Let us consider the special case where the graph G is a grid graph, the vertices, denoted by Xrs, are located on row r and column s, r=1,..,m and s=1,..,n, and P is the collection of the m+n chains corresponding to the rows and columns: the problem of finding a k-colouring of G corresponds exactly to the image reconstruction problem. In this talk we will consider some extensions by taking more general classes of graphs such as trees or bipartite graphs. We will restrict our attention to the case where each Pi is a chain in G.

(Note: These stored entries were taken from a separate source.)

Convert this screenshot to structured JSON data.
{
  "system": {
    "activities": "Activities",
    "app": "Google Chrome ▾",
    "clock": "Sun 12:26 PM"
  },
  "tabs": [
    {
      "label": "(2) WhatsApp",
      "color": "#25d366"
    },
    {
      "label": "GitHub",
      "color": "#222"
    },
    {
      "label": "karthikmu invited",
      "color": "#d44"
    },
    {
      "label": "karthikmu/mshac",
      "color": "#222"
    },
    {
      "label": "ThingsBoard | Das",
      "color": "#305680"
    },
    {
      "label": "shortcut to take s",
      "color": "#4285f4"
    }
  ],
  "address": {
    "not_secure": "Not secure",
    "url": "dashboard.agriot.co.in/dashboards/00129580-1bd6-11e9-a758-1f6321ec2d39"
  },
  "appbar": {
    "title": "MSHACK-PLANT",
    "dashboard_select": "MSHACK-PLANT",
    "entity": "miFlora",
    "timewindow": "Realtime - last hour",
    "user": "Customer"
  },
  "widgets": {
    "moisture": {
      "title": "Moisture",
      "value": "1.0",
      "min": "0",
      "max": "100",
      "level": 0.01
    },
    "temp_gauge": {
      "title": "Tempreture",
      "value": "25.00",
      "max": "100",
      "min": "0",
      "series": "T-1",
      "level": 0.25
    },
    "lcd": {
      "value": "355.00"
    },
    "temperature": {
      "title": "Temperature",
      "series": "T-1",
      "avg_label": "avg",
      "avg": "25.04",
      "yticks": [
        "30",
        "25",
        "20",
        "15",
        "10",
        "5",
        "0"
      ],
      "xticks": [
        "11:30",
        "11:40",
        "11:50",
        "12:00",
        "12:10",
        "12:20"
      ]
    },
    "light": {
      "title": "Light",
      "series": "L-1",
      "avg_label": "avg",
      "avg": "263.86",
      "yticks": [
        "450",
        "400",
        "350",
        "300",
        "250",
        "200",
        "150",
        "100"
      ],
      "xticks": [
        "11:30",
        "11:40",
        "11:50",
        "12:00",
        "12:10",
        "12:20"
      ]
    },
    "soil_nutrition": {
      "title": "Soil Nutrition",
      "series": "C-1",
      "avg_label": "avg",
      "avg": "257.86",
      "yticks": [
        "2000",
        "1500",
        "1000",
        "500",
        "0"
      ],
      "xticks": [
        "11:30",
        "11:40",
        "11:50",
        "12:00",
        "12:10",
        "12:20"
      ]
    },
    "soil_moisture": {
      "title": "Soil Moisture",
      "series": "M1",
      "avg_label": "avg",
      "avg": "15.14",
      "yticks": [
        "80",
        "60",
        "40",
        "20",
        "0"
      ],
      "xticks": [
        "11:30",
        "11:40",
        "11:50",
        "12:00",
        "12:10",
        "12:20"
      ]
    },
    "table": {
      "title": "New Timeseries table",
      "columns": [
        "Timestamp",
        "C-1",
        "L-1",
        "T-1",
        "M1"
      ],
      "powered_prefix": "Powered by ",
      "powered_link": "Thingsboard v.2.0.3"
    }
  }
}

We call "cover index" of P, c(P), the maximum number of members of P which may cover a single element of V, i.e. which have a non empty intersection. We call "nested" a family P such that, for any pair of subsets, either one subset is included in the other or they are disjoint; then, the "nesticity" of P, nest(P), is the smallest number of nested families in a partition of P into nested families.
First we will give several basic conditions for a solution to exist. Then, we will classify the problems according to the number of colours, the values of c(P) and nest(P), the class of the graph, the diameter of the graph, and so on. For each problem, either we will propose a polynomial time algorithm or we will give complexity results. For instance, we will prove that when G is a tree, the 2-colouring problem and the proper 3-colouring problems are NP-complete even if the maximum degree of G is bounded by 3; but we will propose a polynomial time algorithm solving the k-colouring problem when G is a tree and when any two Pi intersect in at most one vertex. All our results will be summarized in a table.
M. Chrobak and C. Dürr (2001), Reconstructing polyatomic stuctures from X-rays: NP-completness proof for three Atoms, Theorical Computer Science, 259(1) 81-98.
A. Kuba and G.T. Hermann (1999), Discrete Tomography: Foudations, Algorithms and Applications, Birkhäuser.